The case of Porto Alegre, where the Popular Front maintained four consecutive terms (1989-2004) under siege by the Washington Consensus, is evocative. Affection and passion for public affairs drive republican enthusiasm and solidarity with the destiny of equals. With the brand of Participatory Budgeting (OP), a pedagogical instrument for the inclusion of segments excluded from politics, civilizing benefits are achieved. Equipment qualifies vulnerable regions with basic sanitation (from 3% to 35%), health centers, schools, access to transport, sidewalks, dignity. In the floods, the total collapse of the state and municipal system showed the importance of an active community.
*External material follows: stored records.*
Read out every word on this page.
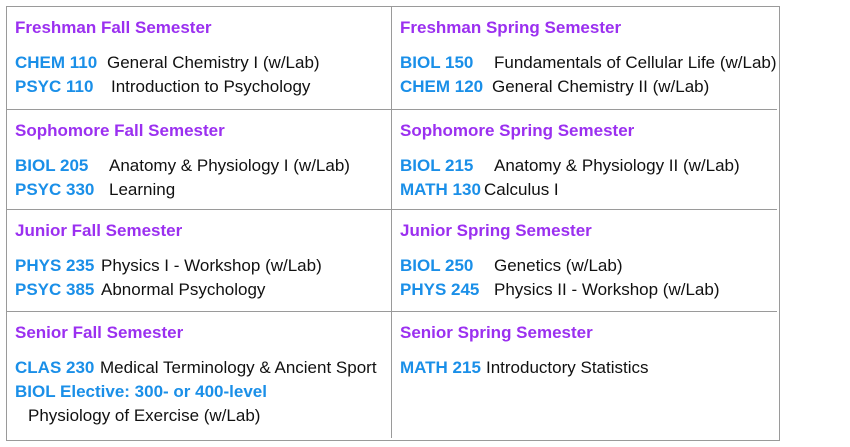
Freshman Fall Semester
CHEM 110 General Chemistry I (w/Lab)
PSYC 110 Introduction to Psychology
Freshman Spring Semester
BIOL 150 Fundamentals of Cellular Life (w/Lab)
CHEM 120 General Chemistry II (w/Lab)
Sophomore Fall Semester
BIOL 205 Anatomy & Physiology I (w/Lab)
PSYC 330 Learning
Sophomore Spring Semester
BIOL 215 Anatomy & Physiology II (w/Lab)
MATH 130 Calculus I
Junior Fall Semester
PHYS 235 Physics I - Workshop (w/Lab)
PSYC 385 Abnormal Psychology
Junior Spring Semester
BIOL 250 Genetics (w/Lab)
PHYS 245 Physics II - Workshop (w/Lab)
Senior Fall Semester
CLAS 230 Medical Terminology & Ancient Sport
BIOL Elective: 300- or 400-level
Physiology of Exercise (w/Lab)
Senior Spring Semester
MATH 215 Introductory Statistics
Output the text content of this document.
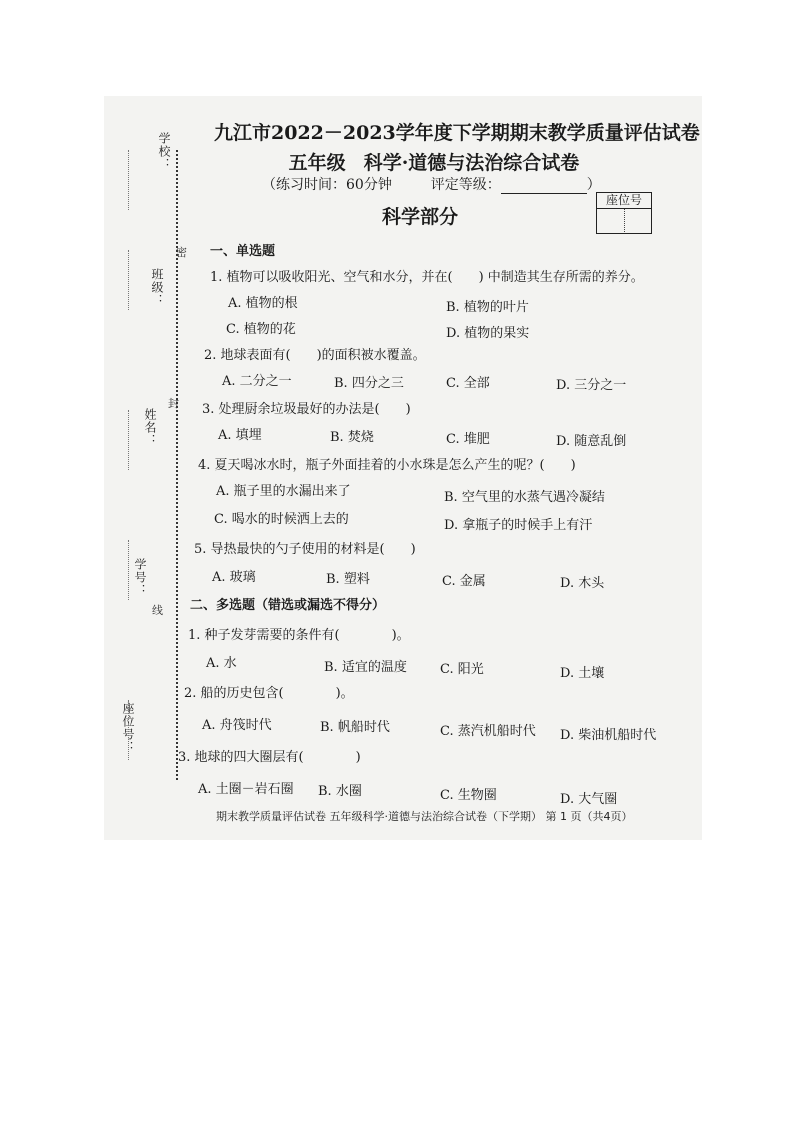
学校：
班级：
姓名：
学号：
座位号：
密
封
线
九江市2022－2023学年度下学期期末教学质量评估试卷
五年级 科学·道德与法治综合试卷
（练习时间：60分钟	评定等级：	）
座位号
科学部分
一、单选题
1. 植物可以吸收阳光、空气和水分，并在(　　) 中制造其生存所需的养分。
A. 植物的根	B. 植物的叶片
C. 植物的花	D. 植物的果实
2. 地球表面有(　　)的面积被水覆盖。
A. 二分之一	B. 四分之三	C. 全部	D. 三分之一
3. 处理厨余垃圾最好的办法是(　　)
A. 填埋	B. 焚烧	C. 堆肥	D. 随意乱倒
4. 夏天喝冰水时，瓶子外面挂着的小水珠是怎么产生的呢？(　　)
A. 瓶子里的水漏出来了	B. 空气里的水蒸气遇冷凝结
C. 喝水的时候洒上去的	D. 拿瓶子的时候手上有汗
5. 导热最快的勺子使用的材料是(　　)
A. 玻璃	B. 塑料	C. 金属	D. 木头
二、多选题（错选或漏选不得分）
1. 种子发芽需要的条件有(　　　　)。
A. 水	B. 适宜的温度	C. 阳光	D. 土壤
2. 船的历史包含(　　　　)。
A. 舟筏时代	B. 帆船时代	C. 蒸汽机船时代 D. 柴油机船时代
3. 地球的四大圈层有(　　　　)
A. 土圈－岩石圈 B. 水圈	C. 生物圈	D. 大气圈
期末教学质量评估试卷 五年级科学·道德与法治综合试卷（下学期） 第 1 页（共4页）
The epicenter of the climate disaster in the global South is, ditto, the capital of resistance in the Movement for Legality (1961), of ecology thanks to the founding of the Gaúcha Association for the Protection of the Natural Environment (AGAPAN, 1971) and the combative headquarters of the World Social Forum (FSM, 2001, 2002, 2003 and 2005). In toxic anti-politics, good politics does not come from empty promises. It comes from empowering those who are seen as objects rather than subjects of politics. Welcoming the marginalized in participatory channels to decide about the city is the antidote to alienation – a vote for citizenship.
“I don’t shrink my hand: I move forward / carrying a bouquet of sunshine / the life that goes with me / is fire: it’s always lit”, states Thiago de Mello, in the book It's dark but I sing. The poet's verses condense the spirit of the legionnaires of utopia to overthrow the patrimonialism of the backward rulers, along with the clientelism and physiologism of the Legislatures, with transparency and probity in dealing with the Treasury. A feat that comes up against the appropriation of scandalous millionaire funds, in secret, in the Federal Chamber. Rastaquera semi-presidentialism joins forces with the Central Bank's undermining of Brazil.
As Maximilien de Robespierre decrees, in his speech on April 24, 1793: “Toute institution that ne suppose pas le peuple bon et le magistrat corruptible est vicieuse” (Every institution that does not presuppose the good people and the corruptible magistrate is perverted). Two hundred years later, there is no one who does not understand the revolutionary leader's warning. Progressives must translate the Jacobin mantra to challenge the hearts and minds of the population as a whole today. Awareness emerges in the struggle, identity grows hand in hand, victory comes by the people and for the people. Yes, we believe.
* Luiz Marques is a professor of political science at UFRGS. He was Rio Grande do Sul's state secretary of culture in the Olívio Dutra government.